Weihnachtsbesuch in Afghanistan: von der Leyen startet Debatte über Aufstockung (Update: O-Ton)
Bei ihrem inzwischen fünften Weihnachtsbesuch bei deutschen Soldaten in Afghanistan hat Verteidigungsministerin Ursula von der Leyen die Debatte über eine mögliche Aufstockung des Bundeswehrengagements am Hindukusch angestoßen. Die Ministerin verwies darauf, dass vor allem Soldaten zur Sicherung der Ausbilder benötigt würden, die die afghanischen Sicherheitskräfte unterstützen und beraten:
Mir sagen die Soldatinnen und Soldaten, vor allen Dingen die Ausbilder: Wir haben genug Ausbilder.
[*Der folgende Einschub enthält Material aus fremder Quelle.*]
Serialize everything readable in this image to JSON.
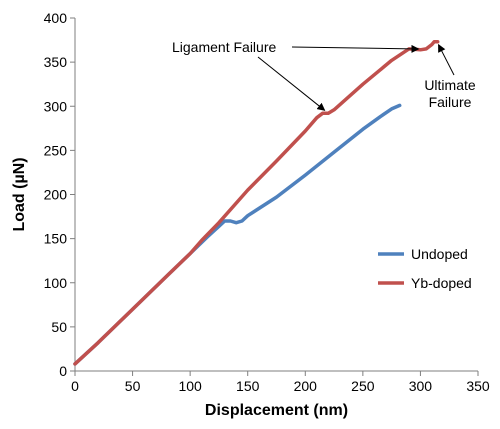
{
  "chart_data": {
    "type": "line",
    "title": "",
    "xlabel": "Displacement (nm)",
    "ylabel": "Load (µN)",
    "xlim": [
      0,
      350
    ],
    "ylim": [
      0,
      400
    ],
    "xticks": [
      0,
      50,
      100,
      150,
      200,
      250,
      300,
      350
    ],
    "yticks": [
      0,
      50,
      100,
      150,
      200,
      250,
      300,
      350,
      400
    ],
    "grid": false,
    "legend_position": "right-middle",
    "series": [
      {
        "name": "Undoped",
        "color": "#4F81BD",
        "x": [
          0,
          20,
          50,
          80,
          100,
          115,
          125,
          130,
          135,
          140,
          145,
          150,
          175,
          200,
          225,
          250,
          265,
          275,
          282
        ],
        "y": [
          8,
          32,
          70,
          108,
          133,
          152,
          164,
          170,
          170,
          168,
          170,
          176,
          197,
          222,
          248,
          274,
          288,
          297,
          301
        ]
      },
      {
        "name": "Yb-doped",
        "color": "#C0504D",
        "x": [
          0,
          20,
          50,
          80,
          100,
          110,
          125,
          150,
          175,
          200,
          210,
          215,
          220,
          225,
          250,
          275,
          290,
          300,
          305,
          310,
          312,
          315
        ],
        "y": [
          8,
          32,
          70,
          108,
          133,
          148,
          168,
          205,
          238,
          272,
          287,
          292,
          292,
          296,
          325,
          352,
          365,
          364,
          365,
          370,
          373,
          373
        ]
      }
    ],
    "annotations": [
      {
        "text": "Ligament Failure",
        "targets": [
          [
            215,
            292
          ],
          [
            300,
            366
          ]
        ]
      },
      {
        "text": "Ultimate\nFailure",
        "targets": [
          [
            314,
            373
          ]
        ]
      }
    ]
  }
}
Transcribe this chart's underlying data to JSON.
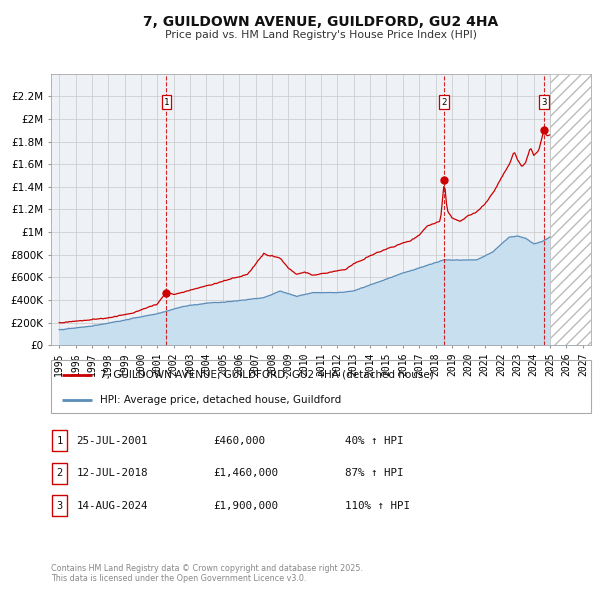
{
  "title": "7, GUILDOWN AVENUE, GUILDFORD, GU2 4HA",
  "subtitle": "Price paid vs. HM Land Registry's House Price Index (HPI)",
  "legend_line1": "7, GUILDOWN AVENUE, GUILDFORD, GU2 4HA (detached house)",
  "legend_line2": "HPI: Average price, detached house, Guildford",
  "red_color": "#cc0000",
  "blue_color": "#5b8db8",
  "blue_fill": "#c8dff0",
  "background_color": "#eef2f7",
  "grid_color": "#c8c8c8",
  "transaction_dates_decimal": [
    2001.555,
    2018.535,
    2024.62
  ],
  "transaction_prices": [
    460000,
    1460000,
    1900000
  ],
  "ylim": [
    0,
    2400000
  ],
  "yticks": [
    0,
    200000,
    400000,
    600000,
    800000,
    1000000,
    1200000,
    1400000,
    1600000,
    1800000,
    2000000,
    2200000
  ],
  "ytick_labels": [
    "£0",
    "£200K",
    "£400K",
    "£600K",
    "£800K",
    "£1M",
    "£1.2M",
    "£1.4M",
    "£1.6M",
    "£1.8M",
    "£2M",
    "£2.2M"
  ],
  "xlim_start": 1994.5,
  "xlim_end": 2027.5,
  "xtick_years": [
    1995,
    1996,
    1997,
    1998,
    1999,
    2000,
    2001,
    2002,
    2003,
    2004,
    2005,
    2006,
    2007,
    2008,
    2009,
    2010,
    2011,
    2012,
    2013,
    2014,
    2015,
    2016,
    2017,
    2018,
    2019,
    2020,
    2021,
    2022,
    2023,
    2024,
    2025,
    2026,
    2027
  ],
  "hatch_start": 2025.0,
  "transaction_labels": [
    {
      "num": 1,
      "date": "25-JUL-2001",
      "price": "£460,000",
      "pct": "40% ↑ HPI"
    },
    {
      "num": 2,
      "date": "12-JUL-2018",
      "price": "£1,460,000",
      "pct": "87% ↑ HPI"
    },
    {
      "num": 3,
      "date": "14-AUG-2024",
      "price": "£1,900,000",
      "pct": "110% ↑ HPI"
    }
  ],
  "footnote": "Contains HM Land Registry data © Crown copyright and database right 2025.\nThis data is licensed under the Open Government Licence v3.0."
}
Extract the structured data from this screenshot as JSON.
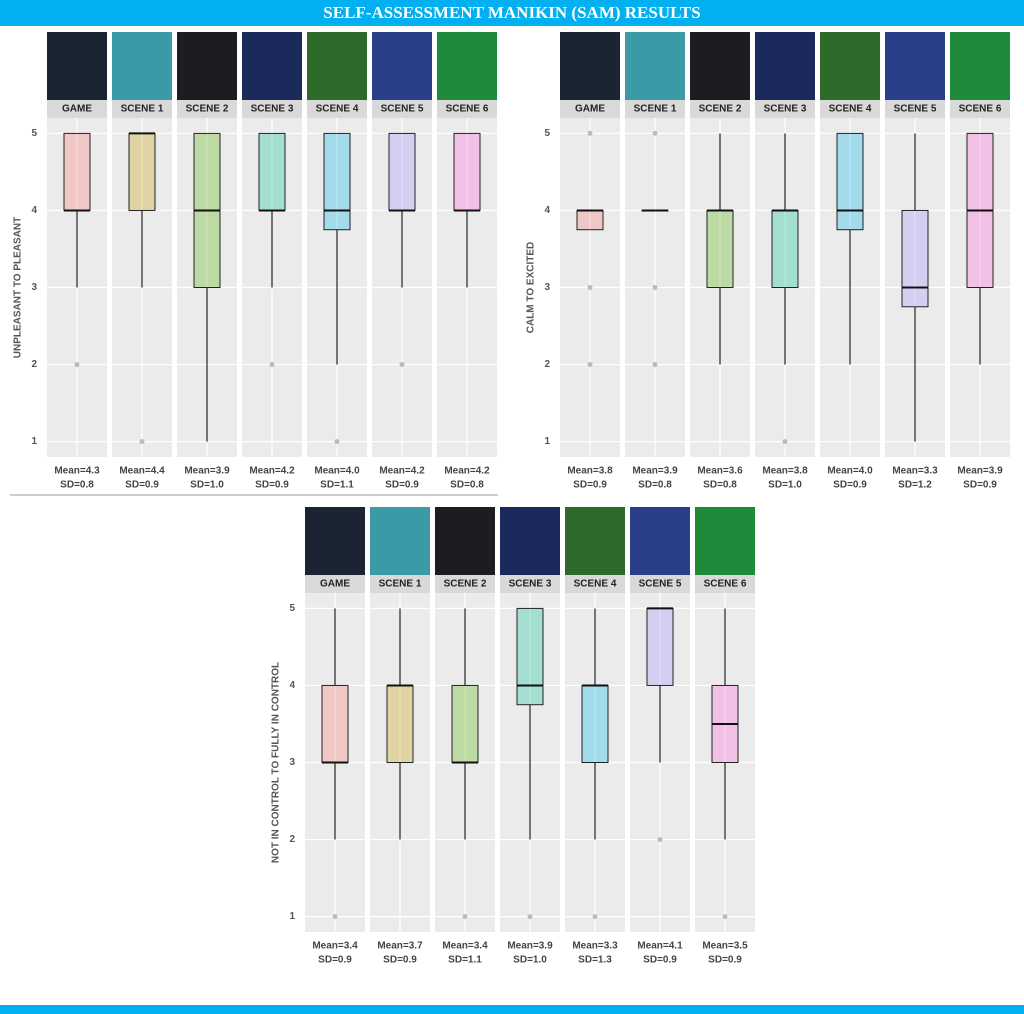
{
  "title": "SELF-ASSESSMENT MANIKIN (SAM) RESULTS",
  "chart_data": [
    {
      "type": "box",
      "ylabel": "UNPLEASANT TO PLEASANT",
      "categories": [
        "GAME",
        "SCENE 1",
        "SCENE 2",
        "SCENE 3",
        "SCENE 4",
        "SCENE 5",
        "SCENE 6"
      ],
      "colors": [
        "#f8766d",
        "#c49a00",
        "#53b400",
        "#00c094",
        "#00b6eb",
        "#a58aff",
        "#fb61d7"
      ],
      "ylim": [
        0.8,
        5.2
      ],
      "yticks": [
        1,
        2,
        3,
        4,
        5
      ],
      "grid": true,
      "boxes": [
        {
          "low": 3,
          "q1": 4,
          "median": 4,
          "q3": 5,
          "high": 5,
          "outliers": [
            2
          ]
        },
        {
          "low": 3,
          "q1": 4,
          "median": 5,
          "q3": 5,
          "high": 5,
          "outliers": [
            1
          ]
        },
        {
          "low": 1,
          "q1": 3,
          "median": 4,
          "q3": 5,
          "high": 5,
          "outliers": []
        },
        {
          "low": 3,
          "q1": 4,
          "median": 4,
          "q3": 5,
          "high": 5,
          "outliers": [
            2
          ]
        },
        {
          "low": 2,
          "q1": 3.75,
          "median": 4,
          "q3": 5,
          "high": 5,
          "outliers": [
            1
          ]
        },
        {
          "low": 3,
          "q1": 4,
          "median": 4,
          "q3": 5,
          "high": 5,
          "outliers": [
            2
          ]
        },
        {
          "low": 3,
          "q1": 4,
          "median": 4,
          "q3": 5,
          "high": 5,
          "outliers": []
        }
      ],
      "mean_labels": [
        "Mean=4.3",
        "Mean=4.4",
        "Mean=3.9",
        "Mean=4.2",
        "Mean=4.0",
        "Mean=4.2",
        "Mean=4.2"
      ],
      "sd_labels": [
        "SD=0.8",
        "SD=0.9",
        "SD=1.0",
        "SD=0.9",
        "SD=1.1",
        "SD=0.9",
        "SD=0.8"
      ]
    },
    {
      "type": "box",
      "ylabel": "CALM TO EXCITED",
      "categories": [
        "GAME",
        "SCENE 1",
        "SCENE 2",
        "SCENE 3",
        "SCENE 4",
        "SCENE 5",
        "SCENE 6"
      ],
      "colors": [
        "#f8766d",
        "#c49a00",
        "#53b400",
        "#00c094",
        "#00b6eb",
        "#a58aff",
        "#fb61d7"
      ],
      "ylim": [
        0.8,
        5.2
      ],
      "yticks": [
        1,
        2,
        3,
        4,
        5
      ],
      "grid": true,
      "boxes": [
        {
          "low": 3.75,
          "q1": 3.75,
          "median": 4,
          "q3": 4,
          "high": 4,
          "outliers": [
            5,
            3,
            2
          ]
        },
        {
          "low": 4,
          "q1": 4,
          "median": 4,
          "q3": 4,
          "high": 4,
          "outliers": [
            2,
            3,
            5
          ]
        },
        {
          "low": 2,
          "q1": 3,
          "median": 4,
          "q3": 4,
          "high": 5,
          "outliers": []
        },
        {
          "low": 2,
          "q1": 3,
          "median": 4,
          "q3": 4,
          "high": 5,
          "outliers": [
            1
          ]
        },
        {
          "low": 2,
          "q1": 3.75,
          "median": 4,
          "q3": 5,
          "high": 5,
          "outliers": []
        },
        {
          "low": 1,
          "q1": 2.75,
          "median": 3,
          "q3": 4,
          "high": 5,
          "outliers": []
        },
        {
          "low": 2,
          "q1": 3,
          "median": 4,
          "q3": 5,
          "high": 5,
          "outliers": []
        }
      ],
      "mean_labels": [
        "Mean=3.8",
        "Mean=3.9",
        "Mean=3.6",
        "Mean=3.8",
        "Mean=4.0",
        "Mean=3.3",
        "Mean=3.9"
      ],
      "sd_labels": [
        "SD=0.9",
        "SD=0.8",
        "SD=0.8",
        "SD=1.0",
        "SD=0.9",
        "SD=1.2",
        "SD=0.9"
      ]
    },
    {
      "type": "box",
      "ylabel": "NOT IN CONTROL TO FULLY IN CONTROL",
      "categories": [
        "GAME",
        "SCENE 1",
        "SCENE 2",
        "SCENE 3",
        "SCENE 4",
        "SCENE 5",
        "SCENE 6"
      ],
      "colors": [
        "#f8766d",
        "#c49a00",
        "#53b400",
        "#00c094",
        "#00b6eb",
        "#a58aff",
        "#fb61d7"
      ],
      "ylim": [
        0.8,
        5.2
      ],
      "yticks": [
        1,
        2,
        3,
        4,
        5
      ],
      "grid": true,
      "boxes": [
        {
          "low": 2,
          "q1": 3,
          "median": 3,
          "q3": 4,
          "high": 5,
          "outliers": [
            1
          ]
        },
        {
          "low": 2,
          "q1": 3,
          "median": 4,
          "q3": 4,
          "high": 5,
          "outliers": []
        },
        {
          "low": 2,
          "q1": 3,
          "median": 3,
          "q3": 4,
          "high": 5,
          "outliers": [
            1
          ]
        },
        {
          "low": 2,
          "q1": 3.75,
          "median": 4,
          "q3": 5,
          "high": 5,
          "outliers": [
            1
          ]
        },
        {
          "low": 2,
          "q1": 3,
          "median": 4,
          "q3": 4,
          "high": 5,
          "outliers": [
            1
          ]
        },
        {
          "low": 3,
          "q1": 4,
          "median": 5,
          "q3": 5,
          "high": 5,
          "outliers": [
            2
          ]
        },
        {
          "low": 2,
          "q1": 3,
          "median": 3.5,
          "q3": 4,
          "high": 5,
          "outliers": [
            1
          ]
        }
      ],
      "mean_labels": [
        "Mean=3.4",
        "Mean=3.7",
        "Mean=3.4",
        "Mean=3.9",
        "Mean=3.3",
        "Mean=4.1",
        "Mean=3.5"
      ],
      "sd_labels": [
        "SD=0.9",
        "SD=0.9",
        "SD=1.1",
        "SD=1.0",
        "SD=1.3",
        "SD=0.9",
        "SD=0.9"
      ]
    }
  ]
}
Wir könnten aber deutlich mehr machen, wenn wir bessere Schutzkomponenten hätten, mehr Schutzkräfte. Jetzt ist es so, dass Aufträge liegen bleiben.
Die Ministerin im O-Ton:
Nun kommt das nicht gar so überraschend, wie anscheinend mancher glaubt. Bereits im Oktober hatte es Hinweise darauf gegeben, dass das Verteidigungsministerium – nach einer Aufstockung der US-Truppen am Hindukusch – darüber nachdenkt, die Zahl der deutschen Soldaten zu erhöhen und dafür im nächsten Mandat über die bislang festgelegte Obergrenze von 980 Soldatinnen und Soldaten hinauszugehen.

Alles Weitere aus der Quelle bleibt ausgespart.